There is unlikely to be any growth in UK prices next year owing to Brexit uncertainty and stretched affordability, according to the Royal Institution of Chartered Surveyors.
UK house price growth is set to grind to a halt in 2019 owing to Brexit uncertainty and higher prices forcing many buyers out of the market, according to surveyors.
They predict that overall sales volumes will weaken by around 5% in 2019, leaving the annual total close to the 1.15 million mark.
RICS says that subdued activity will place downward pressure on prices, driven by Brexit uncertainty and affordability issues.
Affordability remains a significant concern for buyers. According to the Office for National Statistics, prices are now a greater multiple of earnings than at any other point since records began. Data from Halifax also shows that the average first-time buyer deposit is more than £33,000, 71% higher than in 2008.
Prices in London and the South East are expected to pull back slightly in the first half of next year owing to affordability challenges.
Prices are also expected to remain flat in the North East of England, East Anglia and the South West.
However, surveyors remain confident that prices will continue to rise in Northern Ireland, the North West of England, Wales and Scotland.
Brexit not the only ‘obstacle’ hindering activity
RICS says that the Bank of England’s projection of a 30% fall in house prices in the event of a disorderly Brexit scenario was “implausible”.
It says: “Mainly, we would expect the Bank to cut interest rates and potentially restart quantitative easing in the wake of a no-deal. The analysis behind the 30% fall in house prices assumes the policy rate would be hiked to 5.5%.
“Nevertheless, a negative shock to the economy resulting from a no-deal outcome, expected by the majority of economic forecasters, would hit incomes and reduce demand for housing.”
The organisation says that house prices are likely to remain stable due to the chronic under-supply of housing, with the government facing a huge task to meet its target of 300,000 homes per year by 2022.
It points out that in the second-hand market not enough properties have been listed to replenish those sold. Meanwhile, despite new policy announcements from the government, overall growth in new builds has slowed, with only 222,000 housing units added in 2017-18.
Tarrant Parsons, RICS economist, says: "Demand has tailed off over recent months, with Brexit uncertainty causing greater hesitancy as the withdrawal deadline draws closer. That said, the current political environment is far from the only obstacle hindering activity, with a shortage of stock continuing to present buyers with limited choice, while stretched affordability is pricing many people out.”

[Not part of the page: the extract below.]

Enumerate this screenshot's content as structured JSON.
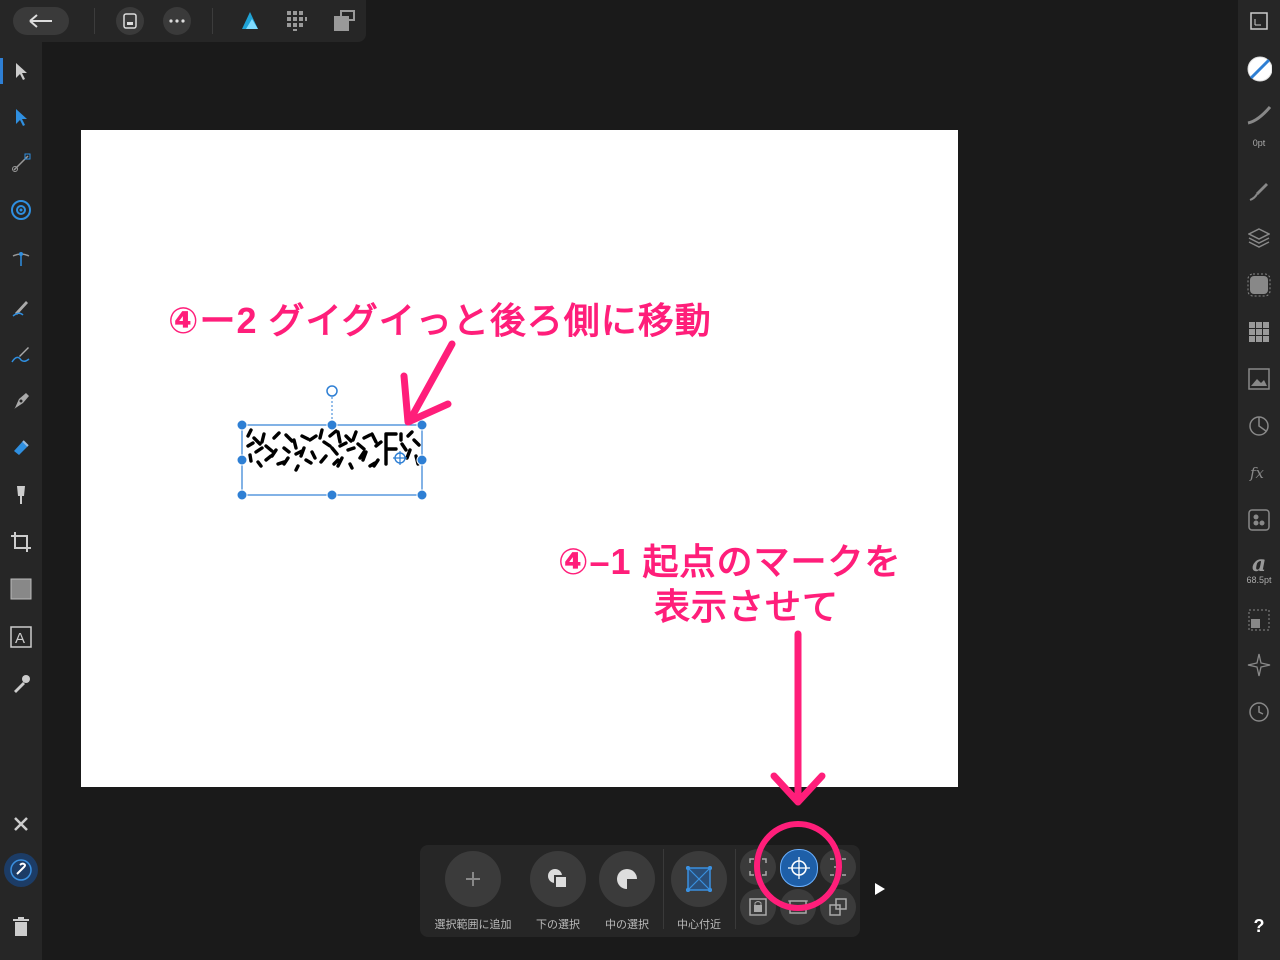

"For the year ahead, this mixture of headwinds is unlikely to dissipate, meaning sales volumes may edge a little lower. On the back of this, house price growth at a UK level seems set to lose momentum further, although the lack of supply and a still solid labour market backdrop will likely prevent negative trends.
"It's not all bad news for the outlook, however, as sentiment could be lifted if a deal were to be reached on the withdrawal agreement before too long. Furthermore, mortgage rates are set to remain favourable, with any changes in monetary policy expected to be minimal over the next 12 months."